Aile Hukukunda Arabuluculuk Etkili Bir Sonuca Hizmet Eder Mi?

Türk Hukuk sisteminde uzun yıllardır var olan ve fakat son dönemde belirli alanlarda dava şartı haline gelen zorunlu arabuluculuk sistemi aslında gerek Kıta Avrupası Hukuk Sistemi gerek Anglo-Amerikan Hukuk Sistemi içerisinde etkili bir uyuşmazlık çözüm sistemidir. Arabuluculuk ana hatları ve en basit tanımı ile somut durumda bir uyuşmazlık taraflarının tarafsız bir kişi ya da kişilerce desteklenmek suretiyle ihtilafı yargı yoluna taşımaksızın çözüme ulaştırdıkları bir sistemdir.

Hâlihazırda hukuk sistemimizde İş Hukuku, Ticaret Hukuku ve Tüketici Hukuku kaynaklı olmakla yasa ile kapsam içinde tutulan uyuşmazlıklarda arabuluculuk zorunlu dava şartı olarak yürürlük bulmaktadır.
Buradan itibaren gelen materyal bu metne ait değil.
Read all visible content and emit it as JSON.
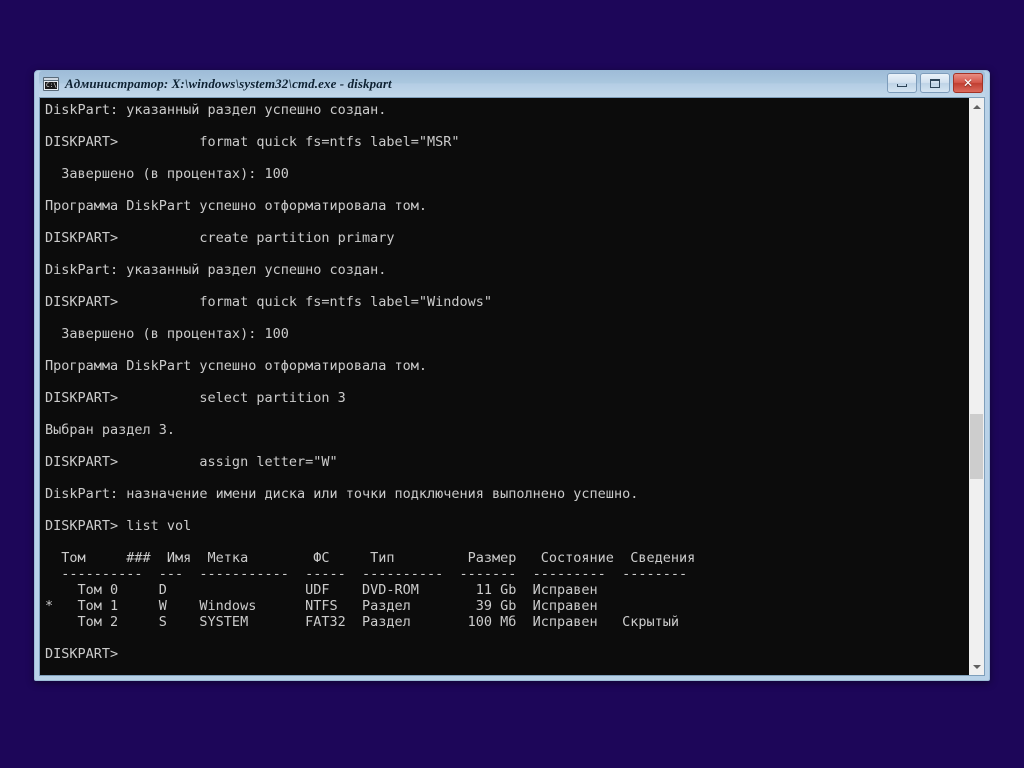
{
  "desktop": {
    "background_color": "#1d0659"
  },
  "window": {
    "title": "Администратор: X:\\windows\\system32\\cmd.exe - diskpart",
    "icon": "cmd-console-icon",
    "icon_text": "C:\\",
    "titlebar_color": "#b4cde4",
    "controls": {
      "minimize_label": "",
      "maximize_label": "",
      "close_label": "✕"
    }
  },
  "console": {
    "background_color": "#0c0c0c",
    "foreground_color": "#cccccc",
    "lines": [
      "DiskPart: указанный раздел успешно создан.",
      "",
      "DISKPART>          format quick fs=ntfs label=\"MSR\"",
      "",
      "  Завершено (в процентах): 100",
      "",
      "Программа DiskPart успешно отформатировала том.",
      "",
      "DISKPART>          create partition primary",
      "",
      "DiskPart: указанный раздел успешно создан.",
      "",
      "DISKPART>          format quick fs=ntfs label=\"Windows\"",
      "",
      "  Завершено (в процентах): 100",
      "",
      "Программа DiskPart успешно отформатировала том.",
      "",
      "DISKPART>          select partition 3",
      "",
      "Выбран раздел 3.",
      "",
      "DISKPART>          assign letter=\"W\"",
      "",
      "DiskPart: назначение имени диска или точки подключения выполнено успешно.",
      "",
      "DISKPART> list vol",
      "",
      "  Том     ###  Имя  Метка        ФС     Тип         Размер   Состояние  Сведения",
      "  ----------  ---  -----------  -----  ----------  -------  ---------  --------",
      "    Том 0     D                 UDF    DVD-ROM       11 Gb  Исправен",
      "*   Том 1     W    Windows      NTFS   Раздел        39 Gb  Исправен",
      "    Том 2     S    SYSTEM       FAT32  Раздел       100 Мб  Исправен   Скрытый",
      "",
      "DISKPART>"
    ],
    "volume_table": {
      "command": "list vol",
      "headers": [
        "Том",
        "###",
        "Имя",
        "Метка",
        "ФС",
        "Тип",
        "Размер",
        "Состояние",
        "Сведения"
      ],
      "rows": [
        {
          "selected": false,
          "marker": "",
          "volume": "Том 0",
          "number": "0",
          "letter": "D",
          "label": "",
          "fs": "UDF",
          "type": "DVD-ROM",
          "size": "11 Gb",
          "status": "Исправен",
          "info": ""
        },
        {
          "selected": true,
          "marker": "*",
          "volume": "Том 1",
          "number": "1",
          "letter": "W",
          "label": "Windows",
          "fs": "NTFS",
          "type": "Раздел",
          "size": "39 Gb",
          "status": "Исправен",
          "info": ""
        },
        {
          "selected": false,
          "marker": "",
          "volume": "Том 2",
          "number": "2",
          "letter": "S",
          "label": "SYSTEM",
          "fs": "FAT32",
          "type": "Раздел",
          "size": "100 Мб",
          "status": "Исправен",
          "info": "Скрытый"
        }
      ]
    },
    "prompt": "DISKPART>"
  },
  "scrollbar": {
    "up_arrow": "▲",
    "down_arrow": "▼",
    "thumb_top_percent": 55,
    "thumb_height_percent": 12
  }
}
Nitelim hukuk sisteminde mahkemelerin yükünü hafifletmek, uzun süren yargılamaların daha kısa sürede ve etkili bir şekilde sonuca ulaşmasını sağlamak, tarafların “geç gelen adalet, adalet değildir” anlayışından ari bir şekilde etkin ve zamanında adalete erişimini sağlamakla zedelenen menfaatlerini gidermek amacı ile arabuluculuk çok faydalı ve tercih edilmesi gereken bir yöntemdir.

Lakin doktrinsel anlamda verimli bir sonuç elde edileceği teorik anlamda mutlak gibi görünse de pratikte hukuk uygulayıcıları açısından Aile Hukuku alanında arabuluculuk sürecinin ihtiyari olmaktan çıkarılmakla zorunlu hale getirilmesi hususunda somut hayatın getirilerine paralel çokça endişe bulunmaktadır.

I. Aile Hukuku Uyuşmazlıkları Arabuluculuğa Elverişli midir?

Bu konuda herhangi bir tereddütte yer bırakmayacak şekilde 6235 sayılı Hukuk Uyuşmazlıklarında Arabuluculuk Kanunu emredici düzenlemeye yer vermiş ve açıkça; “aile içi şiddet iddiasını içeren uyuşmazlıklar arabuluculuğa elverişli değildir” şeklinde düzenlemede bulunmuştur.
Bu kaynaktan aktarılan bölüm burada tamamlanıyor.